Nikolai is one of millions of Russians who have lost their jobs in a mass wave of unemployment, as the country’s economic boom has ground to a screeching halt.
“About half of my friends have lost their jobs,” says Nikolai, 25, who asked that his last name not be used. Nikolai lost his in October, when the federal forestry agency he worked for laid off half its work force.
According to the government, 6.4 million Russians are unemployed today, or about 8.5 percent of the working age population. At least another million have had their work weeks cut, or have been forced into unpaid leave. An untold number more have had their wages cut or withheld, a widespread practice in Russia when times turn tough.

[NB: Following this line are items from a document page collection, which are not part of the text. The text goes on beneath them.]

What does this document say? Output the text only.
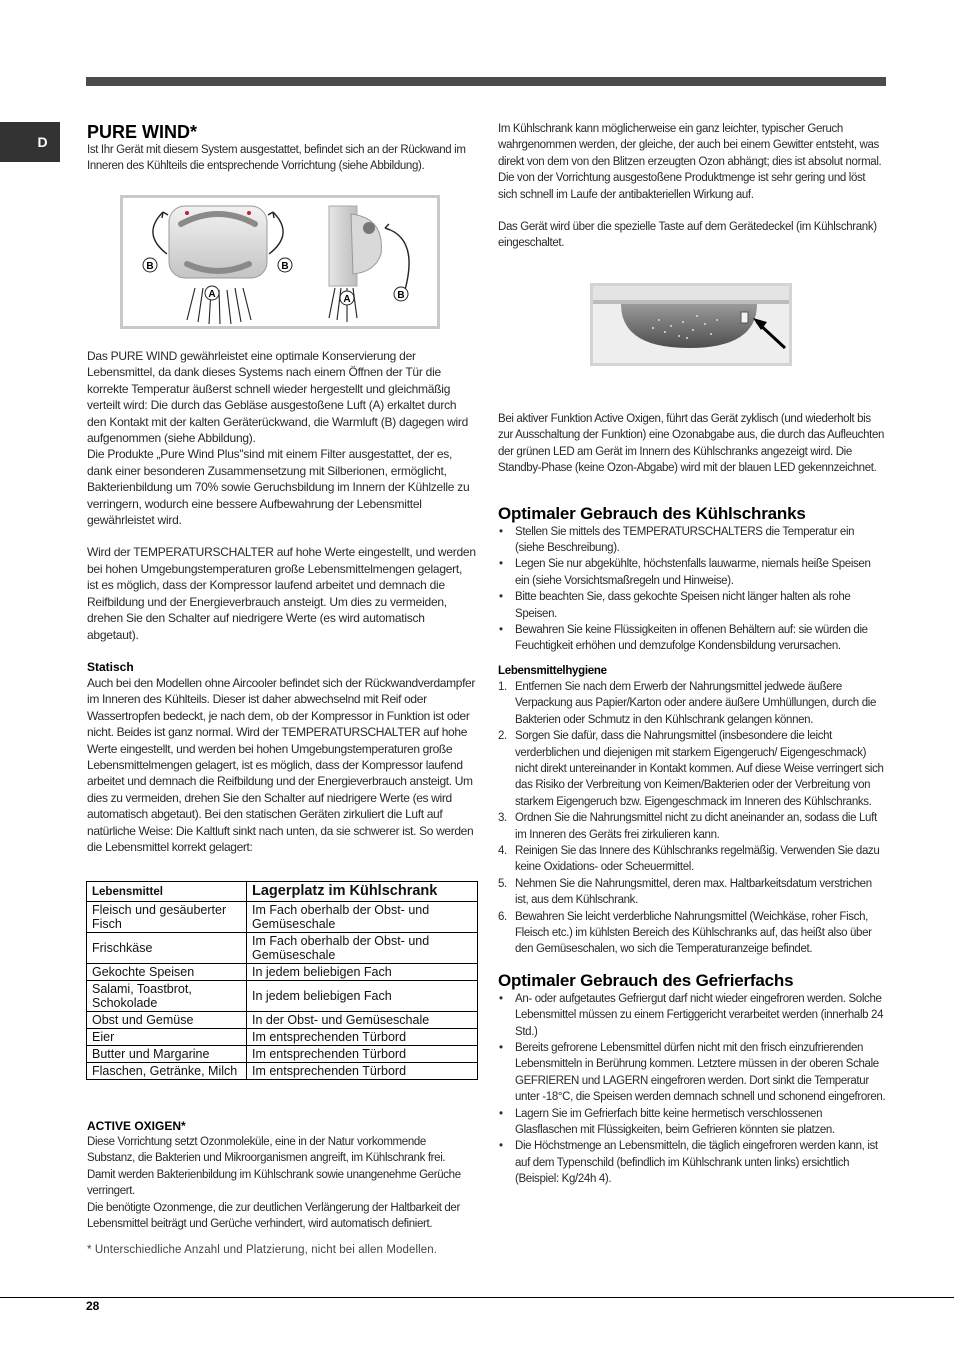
D	PURE WIND*
Ist Ihr Gerät mit diesem System ausgestattet, befindet sich an der Rückwand im Inneren des Kühlteils die entsprechende Vorrichtung (siehe Abbildung).
B	B
A	A	B
Das PURE WIND gewährleistet eine optimale Konservierung der Lebensmittel, da dank dieses Systems nach einem Öffnen der Tür die korrekte Temperatur äußerst schnell wieder hergestellt und gleichmäßig verteilt wird: Die durch das Gebläse ausgestoßene Luft (A) erkaltet durch den Kontakt mit der kalten Geräterückwand, die Warmluft (B) dagegen wird aufgenommen (siehe Abbildung).
Die Produkte „Pure Wind Plus"sind mit einem Filter ausgestattet, der es, dank einer besonderen Zusammensetzung mit Silberionen, ermöglicht, Bakterienbildung um 70% sowie Geruchsbildung im Innern der Kühlzelle zu verringern, wodurch eine bessere Aufbewahrung der Lebensmittel gewährleistet wird.
Wird der TEMPERATURSCHALTER auf hohe Werte eingestellt, und werden bei hohen Umgebungstemperaturen große Lebensmittelmengen gelagert, ist es möglich, dass der Kompressor laufend arbeitet und demnach die Reifbildung und der Energieverbrauch ansteigt. Um dies zu vermeiden, drehen Sie den Schalter auf niedrigere Werte (es wird automatisch abgetaut).
Statisch
Auch bei den Modellen ohne Aircooler befindet sich der Rückwandverdampfer im Inneren des Kühlteils. Dieser ist daher abwechselnd mit Reif oder Wassertropfen bedeckt, je nach dem, ob der Kompressor in Funktion ist oder nicht. Beides ist ganz normal. Wird der TEMPERATURSCHALTER auf hohe Werte eingestellt, und werden bei hohen Umgebungstemperaturen große Lebensmittelmengen gelagert, ist es möglich, dass der Kompressor laufend arbeitet und demnach die Reifbildung und der Energieverbrauch ansteigt. Um dies zu vermeiden, drehen Sie den Schalter auf niedrigere Werte (es wird automatisch abgetaut). Bei den statischen Geräten zirkuliert die Luft auf natürliche Weise: Die Kaltluft sinkt nach unten, da sie schwerer ist. So werden die Lebensmittel korrekt gelagert:
Lebensmittel	Lagerplatz im Kühlschrank
Fleisch und gesäuberter Fisch	Im Fach oberhalb der Obst- und Gemüseschale
Frischkäse	Im Fach oberhalb der Obst- und Gemüseschale
Gekochte Speisen	In jedem beliebigen Fach
Salami, Toastbrot, Schokolade	In jedem beliebigen Fach
Obst und Gemüse	In der Obst- und Gemüseschale
Eier	Im entsprechenden Türbord
Butter und Margarine	Im entsprechenden Türbord
Flaschen, Getränke, Milch	Im entsprechenden Türbord
ACTIVE OXIGEN*
Diese Vorrichtung setzt Ozonmoleküle, eine in der Natur vorkommende Substanz, die Bakterien und Mikroorganismen angreift, im Kühlschrank frei. Damit werden Bakterienbildung im Kühlschrank sowie unangenehme Gerüche verringert.
Die benötigte Ozonmenge, die zur deutlichen Verlängerung der Haltbarkeit der Lebensmittel beiträgt und Gerüche verhindert, wird automatisch definiert.
* Unterschiedliche Anzahl und Platzierung, nicht bei allen Modellen.
Im Kühlschrank kann möglicherweise ein ganz leichter, typischer Geruch wahrgenommen werden, der gleiche, der auch bei einem Gewitter entsteht, was direkt von dem von den Blitzen erzeugten Ozon abhängt; dies ist absolut normal. Die von der Vorrichtung ausgestoßene Produktmenge ist sehr gering und löst sich schnell im Laufe der antibakteriellen Wirkung auf.
Das Gerät wird über die spezielle Taste auf dem Gerätedeckel (im Kühlschrank) eingeschaltet.
Bei aktiver Funktion Active Oxigen, führt das Gerät zyklisch (und wiederholt bis zur Ausschaltung der Funktion) eine Ozonabgabe aus, die durch das Aufleuchten der grünen LED am Gerät im Innern des Kühlschranks angezeigt wird. Die Standby-Phase (keine Ozon-Abgabe) wird mit der blauen LED gekennzeichnet.
Optimaler Gebrauch des Kühlschranks
• Stellen Sie mittels des TEMPERATURSCHALTERS die Temperatur ein (siehe Beschreibung).
• Legen Sie nur abgekühlte, höchstenfalls lauwarme, niemals heiße Speisen ein (siehe Vorsichtsmaßregeln und Hinweise).
• Bitte beachten Sie, dass gekochte Speisen nicht länger halten als rohe Speisen.
• Bewahren Sie keine Flüssigkeiten in offenen Behältern auf: sie würden die Feuchtigkeit erhöhen und demzufolge Kondensbildung verursachen.
Lebensmittelhygiene
1. Entfernen Sie nach dem Erwerb der Nahrungsmittel jedwede äußere Verpackung aus Papier/Karton oder andere äußere Umhüllungen, durch die Bakterien oder Schmutz in den Kühlschrank gelangen können.
2. Sorgen Sie dafür, dass die Nahrungsmittel (insbesondere die leicht verderblichen und diejenigen mit starkem Eigengeruch/ Eigengeschmack) nicht direkt untereinander in Kontakt kommen. Auf diese Weise verringert sich das Risiko der Verbreitung von Keimen/Bakterien oder der Verbreitung von starkem Eigengeruch bzw. Eigengeschmack im Inneren des Kühlschranks.
3. Ordnen Sie die Nahrungsmittel nicht zu dicht aneinander an, sodass die Luft im Inneren des Geräts frei zirkulieren kann.
4. Reinigen Sie das Innere des Kühlschranks regelmäßig. Verwenden Sie dazu keine Oxidations- oder Scheuermittel.
5. Nehmen Sie die Nahrungsmittel, deren max. Haltbarkeitsdatum verstrichen ist, aus dem Kühlschrank.
6. Bewahren Sie leicht verderbliche Nahrungsmittel (Weichkäse, roher Fisch, Fleisch etc.) im kühlsten Bereich des Kühlschranks auf, das heißt also über den Gemüseschalen, wo sich die Temperaturanzeige befindet.
Optimaler Gebrauch des Gefrierfachs
• An- oder aufgetautes Gefriergut darf nicht wieder eingefroren werden. Solche Lebensmittel müssen zu einem Fertiggericht verarbeitet werden (innerhalb 24 Std.)
• Bereits gefrorene Lebensmittel dürfen nicht mit den frisch einzufrierenden Lebensmitteln in Berührung kommen. Letztere müssen in der oberen Schale GEFRIEREN und LAGERN eingefroren werden. Dort sinkt die Temperatur unter -18°C, die Speisen werden demnach schnell und schonend eingefroren.
• Lagern Sie im Gefrierfach bitte keine hermetisch verschlossenen Glasflaschen mit Flüssigkeiten, beim Gefrieren könnten sie platzen.
• Die Höchstmenge an Lebensmitteln, die täglich eingefroren werden kann, ist auf dem Typenschild (befindlich im Kühlschrank unten links) ersichtlich (Beispiel: Kg/24h 4).
28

All this has shocked average Russians and the system alike. For most Russians, quality of life steadily improved under the presidency of Vladimir Putin, now prime minister, leading to sky-high approval ratings.
In the wake of the Soviet collapse, Russia hardly experienced any unemployment, though millions worked without pay as the economy adjusted to the shock of capitalism. It rose sharply after the August 1998 financial crisis, reaching 13 percent, and its steady decline since then contributed greatly to Putin's popularity.
Now many find themselves thrust back into a situation — with no jobs or with decreased wages, able to buy fewer things, travel to fewer places — that they thought was gone forever.
Tamara sits in the same unemployment office in the northern Moscow neighborhood of Marina Roshcha. Her face is weary from the three-hour wait.
“I haven’t worked in 10 years, but now the situation in my family has changed,” says Tamara, who also asked that her last name not be used. “I’m hoping to find a job as a secretary. I won’t take less than 15,000 ($450) rubles a month, but I’m doubtful I’ll get that.”
That may sound a measly amount in a city that consistently ranks among the world’s most expensive. But it is much more than what Tamara can hope to make once she registers as unemployed.